Yeah, it's not insignificant, what we're doing and what we've put on the line. We're not eating out of dustbins or anything like that, but we are back in beans-on-toast land. But that's the basic need - it's now or never, but I don't want that to be a badge of honour.

GamesIndustry.biz So Joe Danger is the game you've been working on for the past year - what was the thinking behind that?
Sean Murray

Well, we all got together, talked about the games that we loved - and there was something raw in the group about a love of old school gaming. Not necessarily retro gaming, but the feeling you got from games you played when you were kids... games that had charm and personality and good solid gameplay mechanics.
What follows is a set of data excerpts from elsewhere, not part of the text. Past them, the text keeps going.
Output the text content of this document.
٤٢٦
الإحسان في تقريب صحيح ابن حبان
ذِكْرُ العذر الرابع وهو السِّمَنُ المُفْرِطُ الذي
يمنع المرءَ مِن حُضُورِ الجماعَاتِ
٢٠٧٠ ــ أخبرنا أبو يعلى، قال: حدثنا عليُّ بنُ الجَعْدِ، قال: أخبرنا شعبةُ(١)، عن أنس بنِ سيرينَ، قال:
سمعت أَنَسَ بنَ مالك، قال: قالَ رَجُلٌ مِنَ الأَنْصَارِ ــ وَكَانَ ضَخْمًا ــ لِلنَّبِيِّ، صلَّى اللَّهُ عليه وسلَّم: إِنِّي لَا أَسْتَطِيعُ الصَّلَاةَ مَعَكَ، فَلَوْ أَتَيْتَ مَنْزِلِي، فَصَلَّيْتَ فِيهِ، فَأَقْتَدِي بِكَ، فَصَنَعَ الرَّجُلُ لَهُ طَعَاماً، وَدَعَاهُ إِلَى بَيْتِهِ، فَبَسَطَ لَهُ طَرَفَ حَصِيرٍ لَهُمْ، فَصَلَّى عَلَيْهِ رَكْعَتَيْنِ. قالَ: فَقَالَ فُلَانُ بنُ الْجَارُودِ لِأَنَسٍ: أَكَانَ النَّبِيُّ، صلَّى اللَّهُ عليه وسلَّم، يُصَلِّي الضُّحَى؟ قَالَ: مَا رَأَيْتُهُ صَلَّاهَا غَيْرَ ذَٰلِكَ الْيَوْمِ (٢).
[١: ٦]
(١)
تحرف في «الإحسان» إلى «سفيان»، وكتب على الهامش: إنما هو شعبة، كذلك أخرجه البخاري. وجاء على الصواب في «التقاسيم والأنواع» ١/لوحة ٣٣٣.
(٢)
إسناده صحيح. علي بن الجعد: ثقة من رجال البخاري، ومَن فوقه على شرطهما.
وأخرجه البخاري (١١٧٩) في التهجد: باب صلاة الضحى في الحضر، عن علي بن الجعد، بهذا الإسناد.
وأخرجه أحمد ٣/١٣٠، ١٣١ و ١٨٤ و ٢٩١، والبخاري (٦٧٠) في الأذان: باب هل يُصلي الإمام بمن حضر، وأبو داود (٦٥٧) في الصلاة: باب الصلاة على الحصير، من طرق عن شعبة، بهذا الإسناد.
That's something that's started to come back in through Live Arcade I think, and iPhone and PSN - those markets are opening up again and people want to play that stuff. On Nintendo there are a lot of those games that are just whittled down to raw gameplay.

We always wanted to work on something like that - it was achievable, to just concentrate on the gameplay, and while we've announced the game, people haven't had a real chance to play it - I think that idea will come through.

GamesIndustry.biz Some games can be sold on screens alone, but visuals alone don't do some other games justice.
Sean Murray

No, we'll live or die by how it plays, but we think it plays well. We wanted to make something that was fun, and from when we started - literally a couple of weeks in - we were sat playing something that was fun, and we've just built on top of that.

We came to the idea by sitting around talking about different ideas - we all had ideas, and we had to come to an agreement. There was one idea we kept coming back to, and it really solidified when we were playing with a bunch of toys, using them to demonstrate, building little levels with Lego and that sort of thing. There's something very powerful about demonstrating your ideas with Optimus Prime or GI Joe in your hand...

GamesIndustry.biz It sounds like iteration has been pretty crucial, when it comes to focusing on gameplay?
Sean Murray

Yeah, I hope so - we've had it playable from day one and iterated since then, and then there's also that amazing ability to not have to run ideas past someone, so we can just add. There's subtlety there that I think will surprise people... I like to paraphrase the old saying, that it's 1 per cent perspiration and 99 per cent iteration - just taking that raw idea and making it better through play-testing.

So we're not doing anything because a publisher has said they want it, or because it needs to tick a milestone box - we're not thinking in those terms. We're able to iterate and focus on that entirely.